A conventional solenoid driven pneumatic valve may be used to control a fluid flow. When electrically energized or de-energized, a solenoid driven pneumatic valve may cut off and/or permit one or more fluid flows. An actuator of a solenoid driven pneumatic valve is an electromagnet. When the valve is energized, a magnetic field builds up to pull and/or push a plunger against the action of a spring. When de-energized, the plunger returns to its original position by action of the spring. Solenoid driven pneumatic valves are discussed, by way of example, in the reference “Technical Principles Of Valves” (omega.com, One Omega Drive, Stamford, Conn., 06907, J-3 to J-7), the disclosure of which is hereby incorporated herein in its entirety by reference.
A flow of air (or other fluid) through a valve may be a function of a number of controlled port connections and a number of switching positions. Directional valve functionalities may be described by referring to them as a combination of “ways” and “positions”, such as, for example, a 4-way 2-position valve also referred to as a 4/2-way valve. The term “way” defines a number of controlled flow paths the valve has (indicated by arrows in ISO symbology). With respect to the term “position”, a pneumatic directional valve may have two or three switching positions (indicated by squares in ISO symbology).
In a conventional 5-way, 2-position solenoid driven pneumatic valve (a 5/2 valve), fluid flows may be controlled between first and second actuator ports, first and second exhaust ports, and an air supply port. When the solenoid is energized, the 5/2 valve may provide fluid coupling between the air supply port and the first actuator port, and between the second actuator port and the second exhaust port.

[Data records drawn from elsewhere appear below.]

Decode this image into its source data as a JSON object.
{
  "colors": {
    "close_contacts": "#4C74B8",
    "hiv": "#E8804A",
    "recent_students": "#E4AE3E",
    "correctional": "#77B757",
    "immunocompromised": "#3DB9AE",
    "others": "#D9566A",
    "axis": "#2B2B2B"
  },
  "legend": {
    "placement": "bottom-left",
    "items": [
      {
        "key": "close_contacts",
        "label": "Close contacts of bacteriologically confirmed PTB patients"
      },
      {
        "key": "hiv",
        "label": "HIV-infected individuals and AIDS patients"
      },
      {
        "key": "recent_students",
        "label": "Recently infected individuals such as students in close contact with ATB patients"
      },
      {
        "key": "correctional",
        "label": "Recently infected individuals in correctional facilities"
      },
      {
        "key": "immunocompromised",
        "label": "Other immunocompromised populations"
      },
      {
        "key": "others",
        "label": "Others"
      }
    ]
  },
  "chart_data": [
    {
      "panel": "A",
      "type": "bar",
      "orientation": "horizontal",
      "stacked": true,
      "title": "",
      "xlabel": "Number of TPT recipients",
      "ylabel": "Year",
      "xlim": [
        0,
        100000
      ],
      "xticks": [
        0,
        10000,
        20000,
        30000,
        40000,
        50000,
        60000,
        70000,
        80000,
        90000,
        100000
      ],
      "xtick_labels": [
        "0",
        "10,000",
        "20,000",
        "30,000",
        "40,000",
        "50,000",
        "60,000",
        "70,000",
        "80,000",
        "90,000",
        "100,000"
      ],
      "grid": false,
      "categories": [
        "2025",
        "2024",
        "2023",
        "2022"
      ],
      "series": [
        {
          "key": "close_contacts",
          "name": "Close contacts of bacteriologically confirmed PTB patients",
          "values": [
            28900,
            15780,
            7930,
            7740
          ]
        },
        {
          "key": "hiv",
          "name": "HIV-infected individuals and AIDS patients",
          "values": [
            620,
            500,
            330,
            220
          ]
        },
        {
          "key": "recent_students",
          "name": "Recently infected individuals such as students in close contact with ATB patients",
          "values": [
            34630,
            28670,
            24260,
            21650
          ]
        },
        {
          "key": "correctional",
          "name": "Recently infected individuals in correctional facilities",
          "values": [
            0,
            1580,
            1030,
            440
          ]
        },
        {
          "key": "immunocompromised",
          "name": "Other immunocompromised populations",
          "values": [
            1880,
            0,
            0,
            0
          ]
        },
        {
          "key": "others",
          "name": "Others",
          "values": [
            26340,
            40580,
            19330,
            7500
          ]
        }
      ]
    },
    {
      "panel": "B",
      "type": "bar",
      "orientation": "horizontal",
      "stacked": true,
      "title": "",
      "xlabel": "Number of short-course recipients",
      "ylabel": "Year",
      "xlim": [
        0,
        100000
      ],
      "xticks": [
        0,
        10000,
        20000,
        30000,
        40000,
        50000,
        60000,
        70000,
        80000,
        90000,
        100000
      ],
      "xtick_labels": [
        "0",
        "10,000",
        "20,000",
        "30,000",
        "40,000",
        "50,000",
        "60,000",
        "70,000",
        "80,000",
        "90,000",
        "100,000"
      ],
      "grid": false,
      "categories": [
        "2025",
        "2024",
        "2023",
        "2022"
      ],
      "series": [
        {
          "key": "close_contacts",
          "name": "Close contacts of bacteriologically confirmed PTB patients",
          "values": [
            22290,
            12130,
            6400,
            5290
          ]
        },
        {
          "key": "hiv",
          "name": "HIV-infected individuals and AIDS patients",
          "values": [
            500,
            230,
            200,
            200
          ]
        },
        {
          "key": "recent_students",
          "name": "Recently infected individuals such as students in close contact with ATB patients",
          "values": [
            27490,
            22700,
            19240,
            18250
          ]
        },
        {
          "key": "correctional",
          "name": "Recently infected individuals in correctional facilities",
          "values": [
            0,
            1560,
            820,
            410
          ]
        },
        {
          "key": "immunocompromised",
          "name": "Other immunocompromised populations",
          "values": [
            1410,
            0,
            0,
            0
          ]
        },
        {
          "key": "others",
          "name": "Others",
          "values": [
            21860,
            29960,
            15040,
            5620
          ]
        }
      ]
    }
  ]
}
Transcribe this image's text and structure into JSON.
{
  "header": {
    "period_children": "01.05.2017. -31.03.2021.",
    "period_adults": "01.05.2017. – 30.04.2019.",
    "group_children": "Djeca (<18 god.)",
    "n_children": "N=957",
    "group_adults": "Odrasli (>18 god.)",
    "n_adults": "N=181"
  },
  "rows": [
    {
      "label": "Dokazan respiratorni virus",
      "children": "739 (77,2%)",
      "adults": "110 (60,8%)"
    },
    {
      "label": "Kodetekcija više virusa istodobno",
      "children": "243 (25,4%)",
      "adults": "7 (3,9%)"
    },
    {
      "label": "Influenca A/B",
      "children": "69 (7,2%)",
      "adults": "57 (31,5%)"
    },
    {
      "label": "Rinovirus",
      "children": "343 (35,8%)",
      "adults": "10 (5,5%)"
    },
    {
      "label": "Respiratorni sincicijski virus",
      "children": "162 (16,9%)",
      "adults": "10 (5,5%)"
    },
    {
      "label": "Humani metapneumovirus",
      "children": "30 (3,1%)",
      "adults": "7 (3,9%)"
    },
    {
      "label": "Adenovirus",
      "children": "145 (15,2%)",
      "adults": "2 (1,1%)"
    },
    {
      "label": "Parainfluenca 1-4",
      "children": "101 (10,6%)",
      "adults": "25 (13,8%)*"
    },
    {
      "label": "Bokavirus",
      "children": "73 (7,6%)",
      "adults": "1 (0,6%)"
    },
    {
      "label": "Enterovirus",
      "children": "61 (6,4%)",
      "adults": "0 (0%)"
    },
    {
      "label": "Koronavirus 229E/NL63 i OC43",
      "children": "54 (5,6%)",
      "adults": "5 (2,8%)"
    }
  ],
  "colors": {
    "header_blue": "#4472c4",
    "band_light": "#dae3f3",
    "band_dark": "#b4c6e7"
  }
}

When the solenoid is de-energized, the 5/2 valve may provide fluid coupling between the air supply port and the second actuator port, and between the first actuator port and the first exhaust port. A 5/2 valve may thus be used to control operation of a pneumatic actuator coupled to the actuator ports.
A solenoid driven pneumatic valve, however, may be subject to mechanical wear that may reduce a useful life thereof. In addition, functionalities provided by a solenoid driven pneumatic valve may be limited. Moreover, a solenoid driven pneumatic valve may be unable to maintain an energized position in the event of a loss of power.